The Cliff Kill Site (44-MD-138) is an archaeological site in Shenandoah National Park, in Madison County, Virginia, United States. Its name derives from the discoverers' supposition that it was originally used as a buffalo jump.

The site was recorded during the early 1970s as part of a comprehensive survey of the national park. One of several sites in the Big Meadows complex, Cliff Kill lies at the meadow's eastern side, immediately east of a 10-meter cliff; boulders mark the northern edge, and the headwaters of a small stream form the boundaries to the east and south. The surveyors test excavated the site, discovering that Cliff Kill yielded the fewest artifacts of any site so investigated (seventy-one, versus hundreds or thousands at other sites), and almost half of these items were broken pieces of stone tools whose original purpose could not be identified. Quartzite was the dominant material, being used for more than three-quarters of artifacts. Some pieces of projectile points were identifiable as to their cultural affiliation, including three dating from the middle to late Archaic period and one Woodland point, thousands of years newer than the other three.

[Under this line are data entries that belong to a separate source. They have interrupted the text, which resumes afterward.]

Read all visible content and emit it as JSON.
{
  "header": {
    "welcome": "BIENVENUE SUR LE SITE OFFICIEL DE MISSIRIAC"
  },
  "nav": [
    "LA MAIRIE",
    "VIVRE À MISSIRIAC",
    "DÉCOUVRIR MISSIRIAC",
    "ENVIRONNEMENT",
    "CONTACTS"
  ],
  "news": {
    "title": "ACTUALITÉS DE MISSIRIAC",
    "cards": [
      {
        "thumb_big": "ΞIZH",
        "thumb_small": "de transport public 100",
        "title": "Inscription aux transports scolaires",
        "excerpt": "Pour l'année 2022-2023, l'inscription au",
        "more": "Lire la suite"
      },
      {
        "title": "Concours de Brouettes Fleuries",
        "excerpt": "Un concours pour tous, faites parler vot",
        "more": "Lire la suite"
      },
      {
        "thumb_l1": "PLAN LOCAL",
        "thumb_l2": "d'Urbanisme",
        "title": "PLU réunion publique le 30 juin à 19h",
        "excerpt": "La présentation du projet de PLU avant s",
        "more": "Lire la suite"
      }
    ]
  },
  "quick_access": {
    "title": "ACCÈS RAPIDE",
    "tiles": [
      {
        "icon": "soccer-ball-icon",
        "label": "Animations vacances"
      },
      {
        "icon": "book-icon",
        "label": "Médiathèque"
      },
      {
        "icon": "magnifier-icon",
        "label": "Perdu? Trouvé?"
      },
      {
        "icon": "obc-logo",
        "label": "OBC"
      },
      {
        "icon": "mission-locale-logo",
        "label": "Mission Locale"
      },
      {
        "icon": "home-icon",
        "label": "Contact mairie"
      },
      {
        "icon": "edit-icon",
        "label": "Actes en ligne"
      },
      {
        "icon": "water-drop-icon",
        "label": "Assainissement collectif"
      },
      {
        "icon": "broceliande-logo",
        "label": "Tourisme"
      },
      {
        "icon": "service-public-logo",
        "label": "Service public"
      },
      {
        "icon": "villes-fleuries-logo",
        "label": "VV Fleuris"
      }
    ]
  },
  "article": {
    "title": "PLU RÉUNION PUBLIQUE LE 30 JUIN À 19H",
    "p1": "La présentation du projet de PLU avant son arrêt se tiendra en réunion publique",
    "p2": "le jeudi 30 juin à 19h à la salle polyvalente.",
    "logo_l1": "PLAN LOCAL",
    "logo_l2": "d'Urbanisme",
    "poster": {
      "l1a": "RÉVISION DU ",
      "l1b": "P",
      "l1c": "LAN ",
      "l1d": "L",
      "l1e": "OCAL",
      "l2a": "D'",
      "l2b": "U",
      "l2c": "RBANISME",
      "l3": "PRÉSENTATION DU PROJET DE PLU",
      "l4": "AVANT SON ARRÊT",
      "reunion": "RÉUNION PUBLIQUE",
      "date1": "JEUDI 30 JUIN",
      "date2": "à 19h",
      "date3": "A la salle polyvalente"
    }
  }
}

Given the paucity of artifacts, the appearance of flakes that had been reused for some purpose, and the total absence of evidence for on-site lithic reduction, the surveyors concluded that the site was periodically used as a specialty hunting camp, not as a base camp where daily tasks (such as repairing stone tools) would have been undertaken; if the site indeed were used as a buffalo jump, the animals would have been butchered at the cliff's base and the meat removed for consumption elsewhere. This supposition prompted the surveyors to choose the name "Cliff Kill" for the site.

In 1985, Cliff Kill was listed on the National Register of Historic Places because of its archaeological value.